Clip description
Peter Lalor (Chips Rafferty) addresses the miners who have just elected him leader, calling for volunteers. He tells the crowd that some of them may be killed, so men with wives and children should think hard before joining their new Ballarat Reform League. He asks those who are not ready to take an oath to the Southern Cross, the new flag behind him, to leave the meeting. He leads the remaining men in swearing an oath of allegiance to each other, to defend their rights and liberties. After the meeting, the men form up into military formations. They march up the hill bearing arms, behind a band playing 'La Marseillaise’.
Curator’s notes
It is clear in the way that Harry Watt mounts this scene that there was some revolutionary fervour, or at least a strong sense of solidarity, in the back of his own mind. He chooses a low angle as Lalor addresses the crowd, to accentuate the solemnity of the occasion and the heroic part played by Lalor. Some of the hotheads, represented by Tom Kennedy (the young blonde man in a black cap) demand arms, but Lalor stresses strict discipline, threatening to shoot any man who steals anything they do not need for their defence. Watt also cuts to a reaction shot of five or six women listening to Lalor. The one in the centre is the schoolteacher Alicia Dunne (Jane Barrett), who looks lovingly towards her hero, Lalor. In fact, the real Alicia Dunne later married Lalor.
This scene also makes clear a major shortcoming of the film. Chips Rafferty’s performance of these lines has some strength, especially when he is in full voice, but the quiet emotions sound false and unconvincing. Rafferty was an untrained actor, although relatively experienced by the time he made this film. He was not the director’s own choice for the part and the performance is rarely convincing. It was thought to be so at the time.
Harry Watt had spent a solid six months researching the events of the Eureka Stockade, so much of what we see in the film is accurate, but not all. Historians say the words spoken in the oath are exact: that is what they said at that meeting on Thursday 30 November on Bakery Hill. The newly made flag of the Southern Cross did fly over their heads and Lalor did address them with a rifle in hand. A band did play the French anthem – albeit the next day, and with a different group of men. Historian KS Inglis writes in The Australian Colonists (1974, Melbourne University Press) that Lalor was surprised to become the leader of ‘these outraged free emigrants’. About 500 men knelt with Lalor to take the oath. ‘Head bare, right hand pointing up to the flag and the sky, he said: ”We swear by the Southern Cross to stand truly by each other, and fight to defend our rights and liberties”. ”Amen”, they responded.’

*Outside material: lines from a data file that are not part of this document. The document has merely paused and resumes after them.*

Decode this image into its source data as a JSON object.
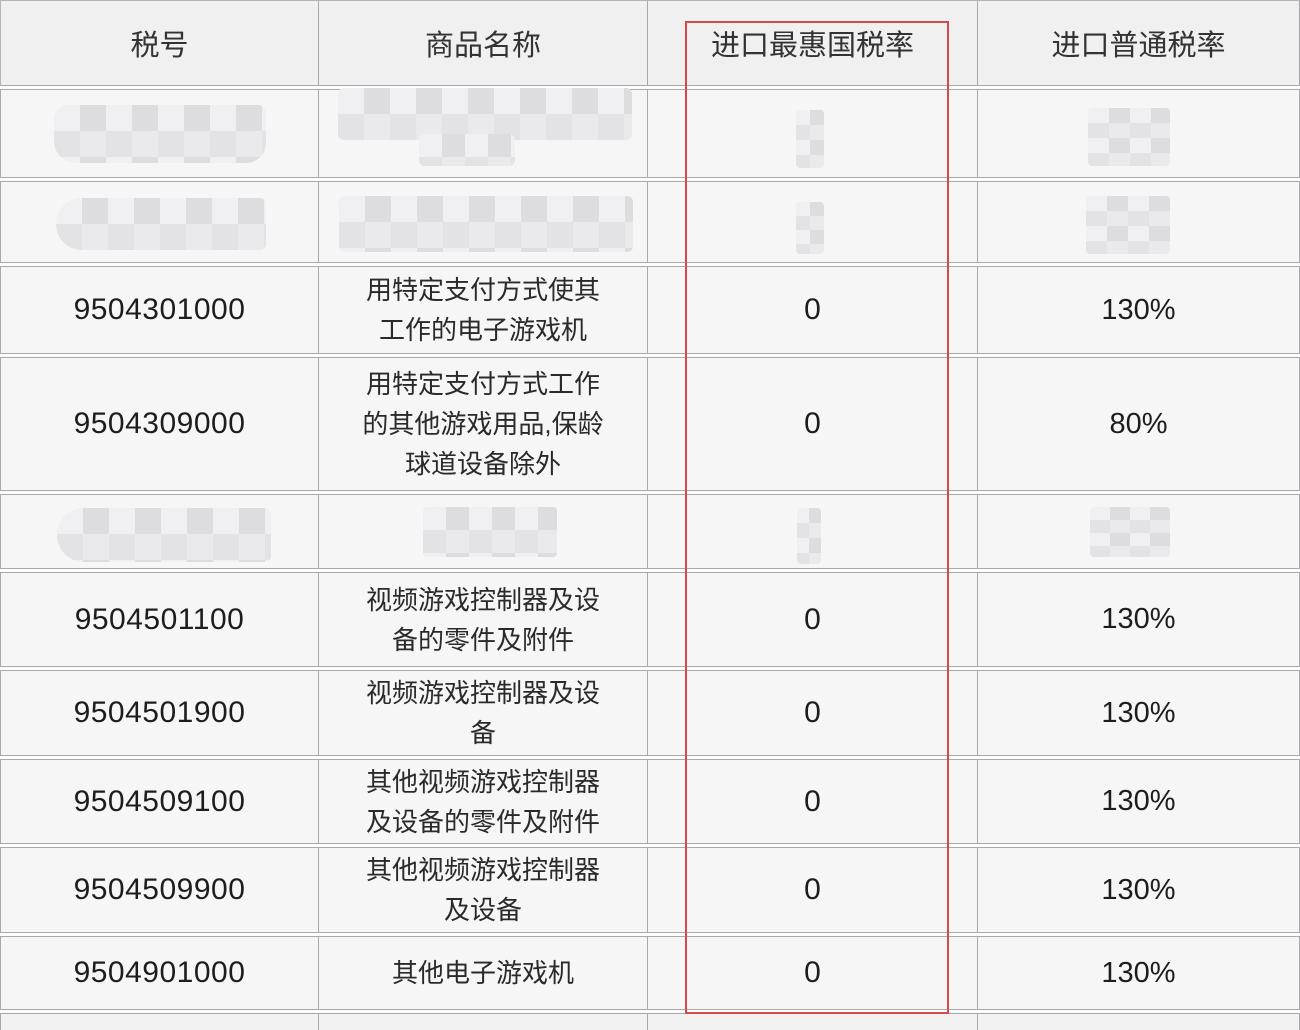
{
  "table": {
    "headers": [
      "税号",
      "商品名称",
      "进口最惠国税率",
      "进口普通税率"
    ],
    "rows": [
      {
        "censored": true
      },
      {
        "censored": true
      },
      {
        "code": "9504301000",
        "name": "用特定支付方式使其\n工作的电子游戏机",
        "mfn": "0",
        "general": "130%"
      },
      {
        "code": "9504309000",
        "name": "用特定支付方式工作\n的其他游戏用品,保龄\n球道设备除外",
        "mfn": "0",
        "general": "80%"
      },
      {
        "censored": true
      },
      {
        "code": "9504501100",
        "name": "视频游戏控制器及设\n备的零件及附件",
        "mfn": "0",
        "general": "130%"
      },
      {
        "code": "9504501900",
        "name": "视频游戏控制器及设\n备",
        "mfn": "0",
        "general": "130%"
      },
      {
        "code": "9504509100",
        "name": "其他视频游戏控制器\n及设备的零件及附件",
        "mfn": "0",
        "general": "130%"
      },
      {
        "code": "9504509900",
        "name": "其他视频游戏控制器\n及设备",
        "mfn": "0",
        "general": "130%"
      },
      {
        "code": "9504901000",
        "name": "其他电子游戏机",
        "mfn": "0",
        "general": "130%"
      }
    ]
  },
  "highlight": {
    "highlighted_column": "进口最惠国税率",
    "accent_color": "#d84a4a"
  }
}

Inglis notes that Lalor was later accused of inciting men ‘to take up Arms, with a view to make war against Our Sovereign Lady the Queen’:
He would always deny it and so would his aide and war historian Carboni. ‘It was perfectly understood and openly declared’, Carboni wrote of the diggers’ Council of War, ‘that we meant to organise for defence, and that we had taken up arms for no other purpose’.
The men began that afternoon to raise a stockade on a hill at the Eureka lead, a place largely occupied by Irish miners. Carboni wrote that it covered about an acre of ground ‘in higgledy-piggledy fashion’. Carboni himself walked with a limp, having fought in 1849 for the Roman Republic, but Peter Lalor had no military training. According to Carboni, Lalor had no revolutionary intent either. He sent two men that evening to the government camp to demand the release of diggers arrested that morning, and a promise to end licence hunting. They reported back that Commissioner Rede dismissed the agitation about licences as ‘a mere cloak to cover a Democratic Revolution’.